All children hold a psychological meaning to their parents (Reder and Duncan 1999), and this is no less true for adopted or Looked After Children. In the case of adoption, this is influenced both by the adoptive parents’ prior expectations of adoption (and motivation to adopt) and their understanding of the child’s history and parenting. Adoption involves taking into your home and heart, a child whom the carers have often been told comes from bad or dangerous parents. This runs against the grain of the biology of attachment, which can be seen, albeit crudely, as a behavioural system developed to enable the passing on of one’s own genes and protection of one’s progeny. In many, perhaps most, adoptions, the adoptive relationship progresses well and this does not present a particular problem. However, in some situations, when adoptive parents are struggling with the child, this can colour the meaning the adoptive parents give to these difficulties and they can feel, as one adoptive parent put it to us, that they are bringing up an ‘alien in [their] family’.

 

 

In addition, the adoptive relationship is first and foremost an attachment relationship, and like all such relationships involve intense emotions. As Bowlby first drew our attention to, looking after any child is an exhausting and emotionally challenging endeavour, but one that is managed because of the intense joy and pleasure such relationships can bring:

‘If it goes well, there is joy and a sense of security. If it is threatened, there is jealousy, anxiety, and anger. If broken, there is grief and depression’

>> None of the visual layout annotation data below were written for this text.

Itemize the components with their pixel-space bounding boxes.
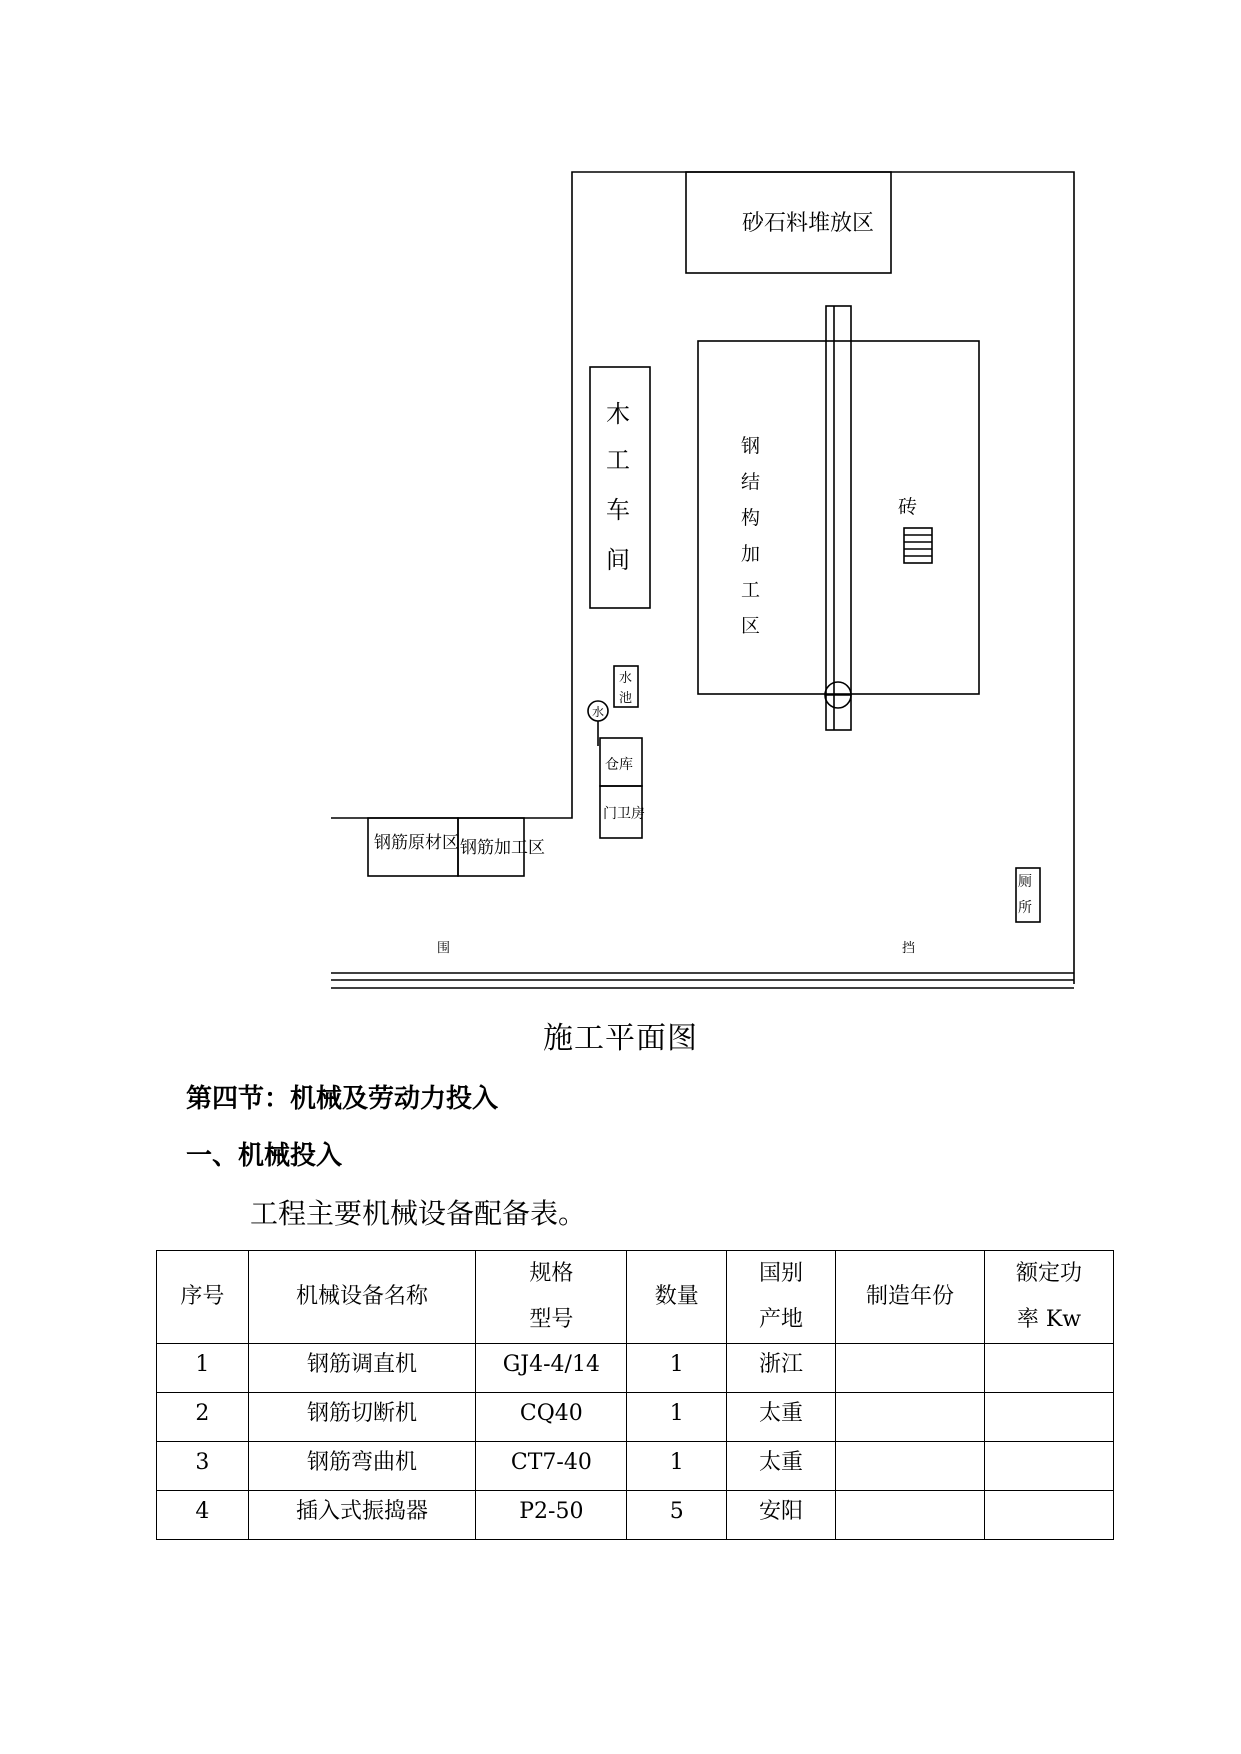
carpentry-label-4: 间 xyxy=(606,546,630,574)
fence-label-left: 围 xyxy=(437,941,451,956)
brick-label: 砖 xyxy=(898,496,918,518)
cell-power xyxy=(984,1491,1113,1540)
cell-power xyxy=(984,1344,1113,1393)
header-year: 制造年份 xyxy=(835,1251,984,1344)
cell-power xyxy=(984,1442,1113,1491)
cell-year xyxy=(835,1344,984,1393)
header-no: 序号 xyxy=(157,1251,249,1344)
brick-pile-icon xyxy=(904,528,932,563)
cell-origin: 太重 xyxy=(727,1442,836,1491)
steel-label-2: 结 xyxy=(741,471,761,493)
rebar-raw-label: 钢筋原材区 xyxy=(374,833,459,853)
cell-name: 钢筋弯曲机 xyxy=(248,1442,476,1491)
water-symbol-label: 水 xyxy=(592,705,605,719)
crane-track xyxy=(826,306,851,730)
intro-text: 工程主要机械设备配备表。 xyxy=(250,1197,587,1230)
site-boundary xyxy=(331,172,1074,984)
figure-caption: 施工平面图 xyxy=(543,1021,698,1056)
fence-label-right: 挡 xyxy=(902,941,916,956)
rebar-process-label: 钢筋加工区 xyxy=(460,838,545,858)
cell-spec: GJ4-4/14 xyxy=(476,1344,627,1393)
cell-power xyxy=(984,1393,1113,1442)
cell-no: 1 xyxy=(157,1344,249,1393)
toilet-label-1: 厕 xyxy=(1018,874,1032,890)
cell-year xyxy=(835,1491,984,1540)
table-header-row xyxy=(157,1251,1114,1344)
water-tank-label-1: 水 xyxy=(619,671,633,686)
header-spec: 规格 型号 xyxy=(476,1251,627,1344)
toilet-label-2: 所 xyxy=(1018,900,1032,916)
sand-stone-label: 砂石料堆放区 xyxy=(742,211,875,236)
cell-origin: 太重 xyxy=(727,1393,836,1442)
cell-year xyxy=(835,1393,984,1442)
cell-name: 钢筋切断机 xyxy=(248,1393,476,1442)
cell-qty: 1 xyxy=(627,1393,727,1442)
cell-qty: 1 xyxy=(627,1442,727,1491)
carpentry-label-1: 木 xyxy=(606,400,630,428)
section-title: 第四节：机械及劳动力投入 xyxy=(186,1084,499,1114)
carpentry-label-2: 工 xyxy=(606,446,630,474)
header-origin: 国别 产地 xyxy=(727,1251,836,1344)
cell-no: 4 xyxy=(157,1491,249,1540)
cell-no: 3 xyxy=(157,1442,249,1491)
cell-origin: 浙江 xyxy=(727,1344,836,1393)
cell-year xyxy=(835,1442,984,1491)
cell-qty: 1 xyxy=(627,1344,727,1393)
guard-room-label: 门卫房 xyxy=(603,806,645,822)
steel-label-5: 工 xyxy=(741,579,761,601)
cell-spec: CT7-40 xyxy=(476,1442,627,1491)
steel-label-3: 构 xyxy=(741,507,761,529)
cell-origin: 安阳 xyxy=(727,1491,836,1540)
steel-label-1: 钢 xyxy=(741,435,761,457)
cell-no: 2 xyxy=(157,1393,249,1442)
steel-label-4: 加 xyxy=(741,543,761,565)
cell-qty: 5 xyxy=(627,1491,727,1540)
cell-spec: CQ40 xyxy=(476,1393,627,1442)
water-tank-label-2: 池 xyxy=(619,691,633,706)
table-row xyxy=(157,1344,1114,1393)
cell-name: 钢筋调直机 xyxy=(248,1344,476,1393)
table-row xyxy=(157,1491,1114,1540)
header-name: 机械设备名称 xyxy=(248,1251,476,1344)
header-qty: 数量 xyxy=(627,1251,727,1344)
table-row xyxy=(157,1393,1114,1442)
table-row xyxy=(157,1442,1114,1491)
cell-spec: P2-50 xyxy=(476,1491,627,1540)
header-power: 额定功 率 Kw xyxy=(984,1251,1113,1344)
steel-label-6: 区 xyxy=(741,615,761,637)
cell-name: 插入式振捣器 xyxy=(248,1491,476,1540)
subsection-title: 一、机械投入 xyxy=(186,1141,343,1171)
warehouse-label: 仓库 xyxy=(605,757,633,773)
carpentry-label-3: 车 xyxy=(606,496,630,524)
equipment-table xyxy=(156,1250,1114,1540)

Bowlby (1988) ‘A Secure Base’, p. 3

In relationships that cannot be reciprocal, as is the case in many adoptive relationships where the child is externalising their own trauma and abuse, cannot ‘reward’ the parent, and in some cases actively rejects the parent, this threatens the relationship and can break it, with all the attending feelings that Bowlby identifies. In fostering, these issues are commonly overlooked, as the foster parent is seen as a ‘carer’ performing a role, rather than a ‘parent’ involved in an intense relationship, which more closely characterises how things actually feel for both child and foster parent.

 

 

The need for substitute parents to be able to perceive, contain, and hold in mind the experience of a child whose history is in all likelihood very different from their own, makes the way in which the parent perceives the child’s experience particularly critical. Traumatised children need to externalise the traumatic feelings that they cannot process for themselves, and so tend to project them onto those caring for them (Fonagy et al. 2004). This can be an incredibly overwhelming and de-stabilising experience for adoptive parents especially, who find themselves treated as if they were the abusing parent, without always being fully prepared for this. A capacity for mentalisation – seeing the child’s experience for what it is, and putting it in its fullest context, can be key to managing this without needing to resort to either blaming and rejecting the child, or withdrawing from the relationship, defensive processes that will put the new parent-child relationship at severe risk.

 

 

These issues are examined and assessed using the Meaning of the Child Interview (MotC), which can be given both prior to placement (in relation to the carers birth children if they have any, and their expectations of the child), or within an established relationship. Again, the procedures identify what is going on in the relationship, often allowing the past and present experience of suffering to be given a voice and support offered, rather than engaging in any kind of fault-finding exercise. Often carers feel blamed because professionals (and even the society around them) impose their own expectations of a happy ending to their own experience of removing children from birth parents. Assessments like the MotC allow issues to this kind to be raised and sympathetically addressed.